Hannah built a fort with two makeshift beds under a starry, blue canopy the night Norah came home from
the hospital. She told her mother they were camping in the Ozarks. She had wanted to say that they were camping in the Appalachian Mountains, but she couldn’t pronounce it right yet, and she had seen pictures of the Ozarks in her geography textbook. It seemed like a sensible second choice. After the procession of concerned family, assuring phone calls, and pans and pans of baked dishes, Norah was happy to camp anywhere.
“What was it like?” Hannah asked. Her eyes narrowed into slits behind thick, plastic glasses. Her little fingers were busy stringing together the second in a procession of flower crowns. She had learned the craft from her older cousin, Temperance. Norah was already wearing the first attempt, which was made of blue and orange paper flowers. “You know, the accident? Was it scary?”
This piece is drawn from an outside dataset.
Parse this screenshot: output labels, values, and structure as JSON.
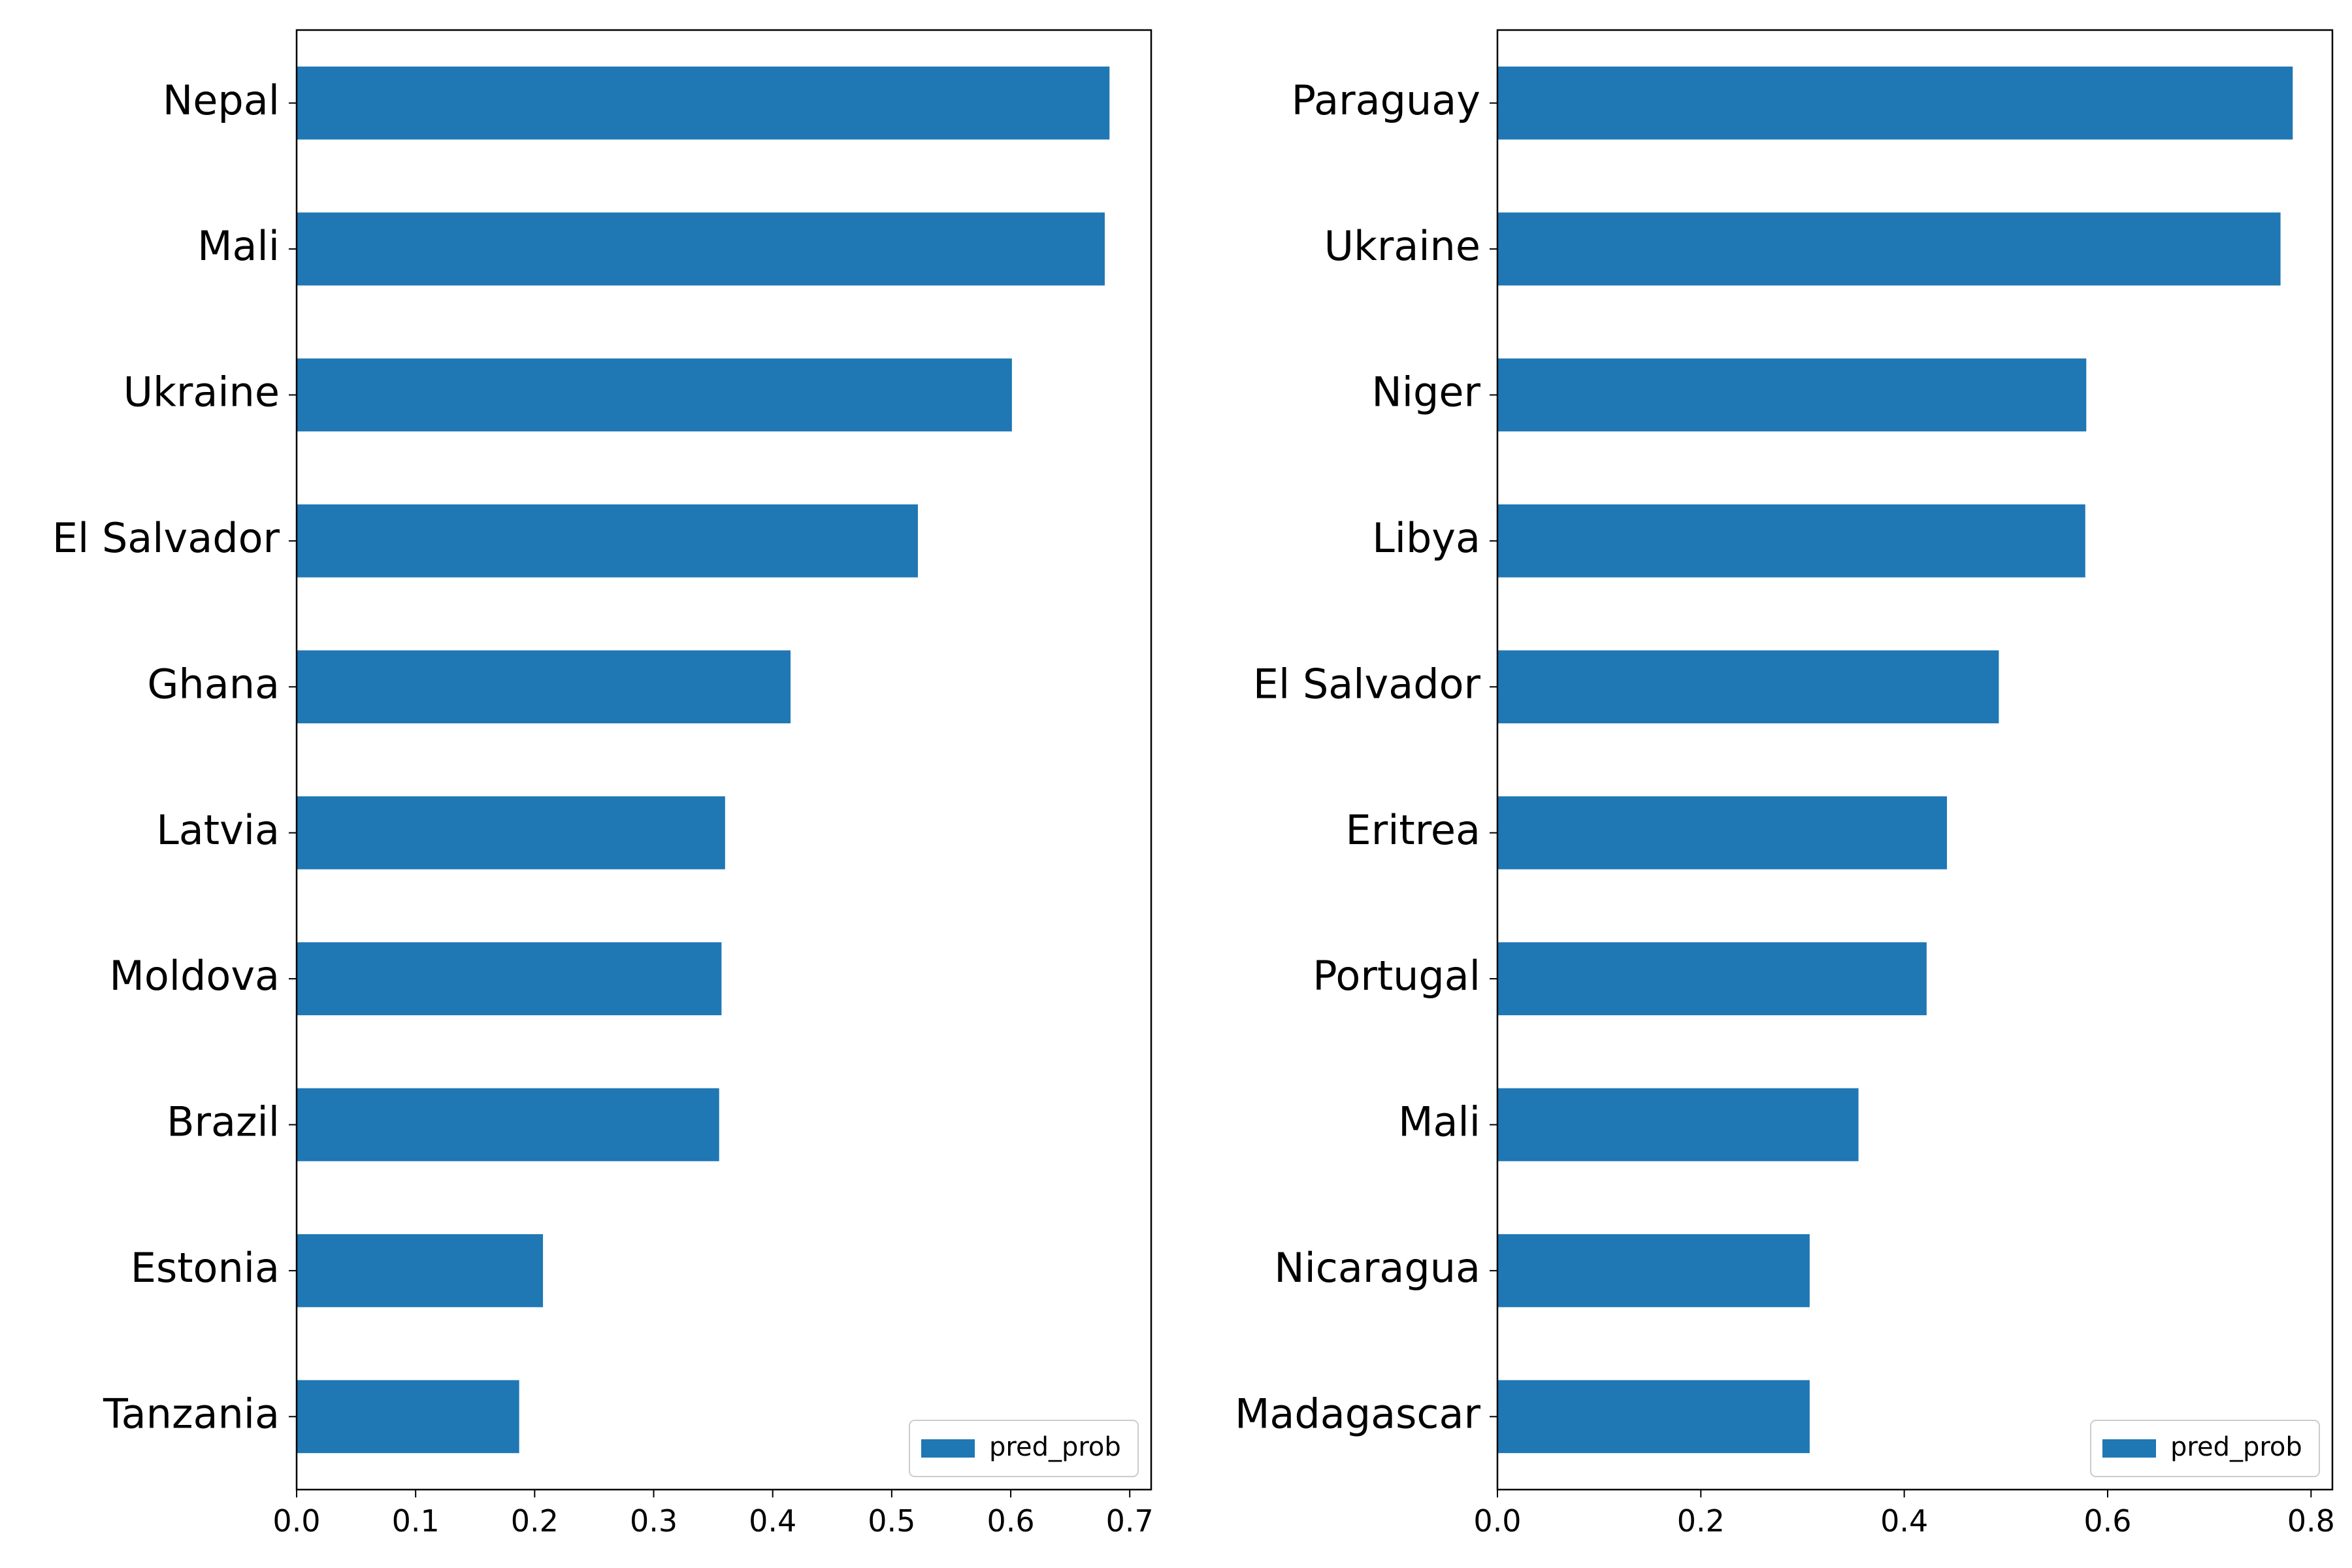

Lying on her cot, Norah stared up at the make-believe sky. Something about the question made her mouth dry; her tongue stuck to the roof of it. “Of course it was scary. But I wasn’t scared. I was just worried about you.”
“You didn’t get scared?”
“Nope.”
“Was it because you didn’t get hurt?” Hannah carefully alternated between the colors of her paper flowers—pink to yellow to white. “Billy Thompson said you didn’t get hurt and that it wasn’t fair because his dad got hurt on the train and he didn’t come back like you did.”
“I did get hurt.”
“Yeah, but you came back okay.”
Sitting up, Norah sighed. “I’m really sorry about your friend Billy.”
“He’s not my friend.”
“Okay, well, I’m still sorry. And you should be, too. Sometimes, stuff happens and you can’t control it, but you still have to be a good person about it. Billy and his mom are going through a lot right now, and you need to remember that.”
Looking down at her crown, Hannah frowned with scrunched shoulders. “I’m glad Billy’s dad died, because that means you lived instead. That’s bad, right?”
Norah pushed a wayward piece of mousy-brown hair from her daughter’s face. “It’s not bad, honey. You can still be happy, even if other people are sad.”